Combining Boundary Supervision and Segment-Level Regularization for Fine-Grained Action Segmentation

arXiv cs.CV / 4/3/2026

💬 OpinionIdeas & Deep AnalysisModels & Research

Key Points

  • The paper introduces a lightweight, architecture-agnostic training framework for Temporal Action Segmentation (TAS) that targets fine-grained boundary localization without adding heavy model components.
  • It uses two auxiliary losses—(1) a boundary-regression loss via a single extra output channel for temporal boundary accuracy, and (2) a CDF-based segment-level regularization loss to improve within-segment coherence.
  • The method can be plugged into existing TAS models (such as MS-TCN, C2F-TCN, and FACT) purely as a training-time loss, requiring minimal architectural changes.
  • Experiments on three benchmark datasets show consistent gains in segment-level metrics (higher F1 and Edit scores) across multiple base models, while frame-wise accuracy remains largely unaffected.
  • Overall, the work argues that improved segmentation quality can be achieved primarily through simple loss design rather than more complex architectures or inference-time refinements.

Abstract

Recent progress in Temporal Action Segmentation (TAS) has increasingly relied on complex architectures, which can hinder practical deployment.
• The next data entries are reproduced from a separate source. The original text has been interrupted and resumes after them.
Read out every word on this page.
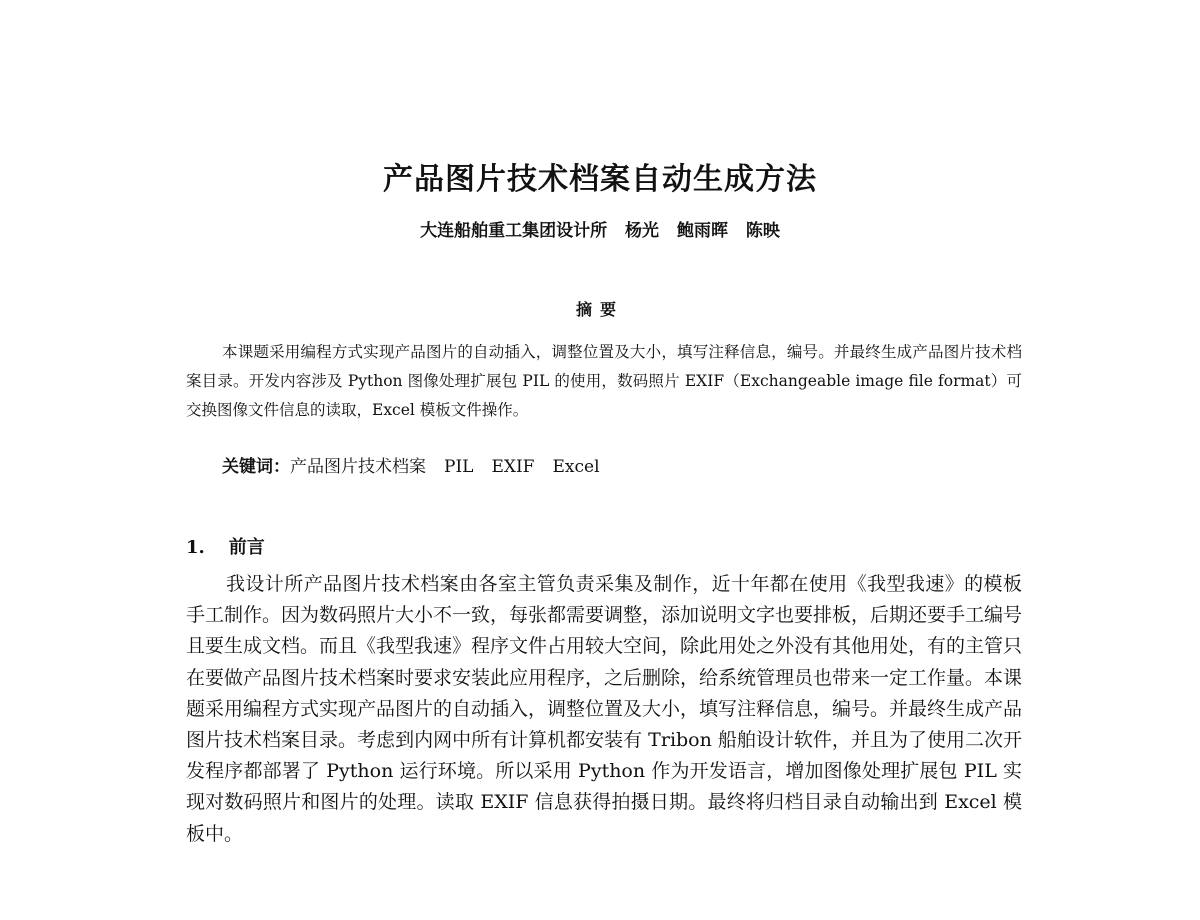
产品图片技术档案自动生成方法
大连船舶重工集团设计所 杨光 鲍雨晖 陈映
摘要

本课题采用编程方式实现产品图片的自动插入，调整位置及大小，填写注释信息，编号。并最终生成产品图片技术档案目录。开发内容涉及 Python 图像处理扩展包 PIL 的使用，数码照片 EXIF（Exchangeable image file format）可交换图像文件信息的读取，Excel 模板文件操作。

关键词：产品图片技术档案 PIL EXIF Excel

1. 前言

我设计所产品图片技术档案由各室主管负责采集及制作，近十年都在使用《我型我速》的模板手工制作。因为数码照片大小不一致，每张都需要调整，添加说明文字也要排板，后期还要手工编号且要生成文档。而且《我型我速》程序文件占用较大空间，除此用处之外没有其他用处，有的主管只在要做产品图片技术档案时要求安装此应用程序，之后删除，给系统管理员也带来一定工作量。本课题采用编程方式实现产品图片的自动插入，调整位置及大小，填写注释信息，编号。并最终生成产品图片技术档案目录。考虑到内网中所有计算机都安装有 Tribon 船舶设计软件，并且为了使用二次开发程序都部署了 Python 运行环境。所以采用 Python 作为开发语言，增加图像处理扩展包 PIL 实现对数码照片和图片的处理。读取 EXIF 信息获得拍摄日期。最终将归档目录自动输出到 Excel 模板中。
We present a lightweight dual-loss training framework that improves fine-grained segmentation quality with only one additional output channel and two auxiliary loss terms, requiring minimal architectural modification. Our approach combines a boundary-regression loss that promotes accurate temporal localization via a single-channel boundary prediction and a CDF-based segment-level regularization loss that encourages coherent within-segment structure by matching cumulative distributions over predicted and ground-truth segments. The framework is architecture-agnostic and can be integrated into existing TAS models (e.g., MS-TCN, C2F-TCN, FACT) as a training-time loss function. Across three benchmark datasets, the proposed method improves segment-level consistency and boundary quality, yielding higher F1 and Edit scores across three different models. Frame-wise accuracy remains largely unchanged, highlighting that precise segmentation can be achieved through simple loss design rather than heavier architectures or inference-time refinements.